What should be the answer for these inputs ?
[()()]
2 , 4 or 6
[()(]]
2 or 4
Please reply soon.
I’m confused. I tried 4 times, but wrong answer in test 2. 
([])() in here the number of valid parentheses is 4.
[ ])()[ ])()[ ])()[ ])()[()()]
ans=> 4 : [()()], [()()], [()()], [()()]
[()(]]
ans=>3 : [()(]], [()(]], [()(]]
I wrote a program that failed only on last test. I think the code is correct for this problem. can tell me, what am I missing to check?

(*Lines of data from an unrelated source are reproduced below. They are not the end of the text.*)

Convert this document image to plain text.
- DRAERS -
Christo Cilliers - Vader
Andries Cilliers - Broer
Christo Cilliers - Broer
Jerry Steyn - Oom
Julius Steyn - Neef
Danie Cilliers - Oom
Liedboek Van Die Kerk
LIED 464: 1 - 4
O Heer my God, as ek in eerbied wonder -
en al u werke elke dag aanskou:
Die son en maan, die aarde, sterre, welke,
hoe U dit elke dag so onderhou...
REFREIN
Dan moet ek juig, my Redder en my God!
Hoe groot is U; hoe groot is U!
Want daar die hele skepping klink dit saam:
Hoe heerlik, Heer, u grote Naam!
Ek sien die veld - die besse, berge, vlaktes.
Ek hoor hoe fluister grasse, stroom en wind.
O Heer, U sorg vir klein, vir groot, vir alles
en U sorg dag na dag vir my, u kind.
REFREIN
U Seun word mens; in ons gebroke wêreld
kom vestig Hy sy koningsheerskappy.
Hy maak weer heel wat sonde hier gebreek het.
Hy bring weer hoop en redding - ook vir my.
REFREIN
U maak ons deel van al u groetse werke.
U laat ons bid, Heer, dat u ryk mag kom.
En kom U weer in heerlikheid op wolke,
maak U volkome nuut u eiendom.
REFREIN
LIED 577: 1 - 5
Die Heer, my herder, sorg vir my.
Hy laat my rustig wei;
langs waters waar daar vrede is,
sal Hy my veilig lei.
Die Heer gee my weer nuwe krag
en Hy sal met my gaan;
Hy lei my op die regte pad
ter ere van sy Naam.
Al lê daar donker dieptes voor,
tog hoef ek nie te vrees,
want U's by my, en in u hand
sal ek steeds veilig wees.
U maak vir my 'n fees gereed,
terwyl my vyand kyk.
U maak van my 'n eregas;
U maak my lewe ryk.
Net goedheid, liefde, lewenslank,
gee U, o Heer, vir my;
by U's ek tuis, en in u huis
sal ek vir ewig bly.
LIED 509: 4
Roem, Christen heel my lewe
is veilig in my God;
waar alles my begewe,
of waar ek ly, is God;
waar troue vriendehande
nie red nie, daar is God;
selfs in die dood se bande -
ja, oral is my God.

def countValidParentheses(sp:str, vp_count:int):
if(sp=='\n' or sp==''):return 1
for i in range(0,len(sp)):
for j in range(i+1, len(sp)):
if((sp[i]== '(' and sp[j]==')')
or (sp[i]== '{' and sp[j]=='}')
or (sp[i]== '[' and sp[j]==']')):
vp_count+=1
return vp_count
from sys import stdin
strings=[]
for line in stdin:
# if(line=='\n'):break
strings.append(line.strip())
for string in strings:
result=countValidParentheses(sp=string,vp_count=0)
print(result)
I wrote a program that failed only on last test. I think the code is correct for this problem. can tell me, what am I missing to check?
def countValidParentheses(sp:str, vp_count:int):
if(sp=='\n' or sp==''):return 1
for i in range(0,len(sp)):
for j in range(i+1, len(sp)):
if((sp[i]== '(' and sp[j]==')')
or (sp[i]== '{' and sp[j]=='}')
or (sp[i]== '[' and sp[j]==']')):
vp_count+=1
return vp_count
from sys import stdin
strings=[]
for line in stdin:
# if(line=='\n'):break
strings.append(line.strip())
for string in strings:
result=countValidParentheses(sp=string,vp_count=0)
print(result)
How can the length of a valid subsequence be an odd number?
Because there are always pairs of brackets in a valid subsequence.
You have to count the number of valid parentheses not the length.